In the original dataset (n=2060), 33% of diabetes patients were diagnosed with liver cancer (n=515). After using 70% of the original data to training the model and other 30% for testing, the sensitivity and specificity of our model were 0.757 and 0.755, respectively; this means that 75.7% of diabetes patients can be predicted correctly to receive a future liver cancer diagnosis, and 75.5% can be predicted correctly to not be diagnosed with liver cancer. These results reveal that this model can be used as effective predictors of liver cancer for diabetes patients, after discussion with physicians; they also agreed that model can assist physicians to advise potential liver cancer patients and also helpful to decrease the future cost incurred upon cancer treatment.

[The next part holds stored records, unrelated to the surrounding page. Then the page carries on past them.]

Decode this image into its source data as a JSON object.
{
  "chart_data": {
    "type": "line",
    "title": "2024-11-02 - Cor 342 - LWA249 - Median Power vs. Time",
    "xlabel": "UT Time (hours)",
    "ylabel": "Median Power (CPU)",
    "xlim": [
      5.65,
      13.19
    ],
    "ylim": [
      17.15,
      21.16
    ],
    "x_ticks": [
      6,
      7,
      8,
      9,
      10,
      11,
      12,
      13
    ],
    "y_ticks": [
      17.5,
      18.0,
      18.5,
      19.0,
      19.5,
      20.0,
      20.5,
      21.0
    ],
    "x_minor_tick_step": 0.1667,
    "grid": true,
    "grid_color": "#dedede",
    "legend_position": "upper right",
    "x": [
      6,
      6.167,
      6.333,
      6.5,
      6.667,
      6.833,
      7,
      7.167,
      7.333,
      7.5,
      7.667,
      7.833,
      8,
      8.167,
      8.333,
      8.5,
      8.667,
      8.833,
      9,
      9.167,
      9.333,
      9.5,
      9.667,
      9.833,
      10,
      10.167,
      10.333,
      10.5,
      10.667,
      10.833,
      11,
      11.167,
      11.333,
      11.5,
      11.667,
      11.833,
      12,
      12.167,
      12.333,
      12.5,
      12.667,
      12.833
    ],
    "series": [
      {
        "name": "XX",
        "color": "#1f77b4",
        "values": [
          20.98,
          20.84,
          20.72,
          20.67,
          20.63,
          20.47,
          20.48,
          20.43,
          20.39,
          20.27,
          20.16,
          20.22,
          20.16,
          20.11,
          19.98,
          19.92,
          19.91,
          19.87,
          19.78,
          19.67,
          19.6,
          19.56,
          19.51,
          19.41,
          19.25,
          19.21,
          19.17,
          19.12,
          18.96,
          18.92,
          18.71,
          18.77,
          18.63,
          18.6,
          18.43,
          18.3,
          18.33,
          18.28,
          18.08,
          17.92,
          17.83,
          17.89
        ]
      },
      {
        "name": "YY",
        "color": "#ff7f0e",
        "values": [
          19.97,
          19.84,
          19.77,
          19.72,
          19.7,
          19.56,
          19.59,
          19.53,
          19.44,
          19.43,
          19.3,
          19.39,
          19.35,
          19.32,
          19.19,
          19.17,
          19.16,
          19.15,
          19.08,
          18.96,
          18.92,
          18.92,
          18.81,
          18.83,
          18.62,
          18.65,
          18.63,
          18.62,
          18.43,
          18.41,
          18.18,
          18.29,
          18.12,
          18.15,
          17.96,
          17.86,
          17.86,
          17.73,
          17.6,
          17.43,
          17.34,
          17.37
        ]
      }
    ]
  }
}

糖尿病与肝癌风险增加有关,这两种疾病是台湾最常见和最重要的发病和死亡原因之一。
使用数据挖掘技术为 2 型糖尿病患者建立一个 6 年内发生肝癌的预测模型。
数据来自台湾全民健康保险研究数据库(NHIRD),涵盖约 2200 万人。本研究选择 2000-2003 年期间新诊断为 2 型糖尿病且无癌症既往诊断的患者。然后,我们使用加密的个人 ID 与癌症登记数据库进行数据链接,以确定这些患者是否被诊断为肝癌。最后,我们确定了 2060 例病例,并将其分为病例组(糖尿病后诊断为肝癌的患者)和对照组(糖尿病但无肝癌的患者)。危险因素通过文献回顾和医生建议确定,然后对每个独立变量(或潜在危险因素)进行卡方检验,以比较肝癌患者和非肝癌患者之间的差异,选择有统计学意义的变量作为因素。随后,我们进行了数据训练和测试,构建了人工神经网络(ANN)和逻辑回归(LR)预测模型。数据集随机分为两组:训练组和测试组。训练组包括 1442 例(整个数据集的 70%),并基于训练组建立预测模型。其余 30%(618 例)被分配到测试组进行模型验证。
ANN 和 LR 模型使用了以下 10 个变量:性别、年龄、酒精性肝硬化、非酒精性肝硬化、酒精性肝炎、病毒性肝炎、其他类型慢性肝炎、酒精性脂肪肝疾病、其他类型脂肪肝疾病和高脂血症。根据灵敏度(0.757)、特异性(0.755)和接收器工作特征曲线下面积(0.873),ANN 的性能优于 LR。在开发出最佳预测模型后,我们基于该模型构建了一个用于肝癌预测的基于网络的应用系统,为医生在与糖尿病患者咨询时提供支持。
在原始数据集(n=2060)中,33%的糖尿病患者被诊断为肝癌(n=515)。使用原始数据的 70%进行模型训练和其余 30%进行测试后,我们模型的灵敏度和特异性分别为 0.757 和 0.755,这意味着 75.7%的糖尿病患者可以正确预测未来的肝癌诊断,75.5%可以正确预测不会被诊断为肝癌。这些结果表明,该模型可以作为糖尿病患者肝癌的有效预测因子,在与医生讨论后;他们还同意该模型可以帮助医生为潜在的肝癌患者提供建议,并有助于降低癌症治疗的未来成本。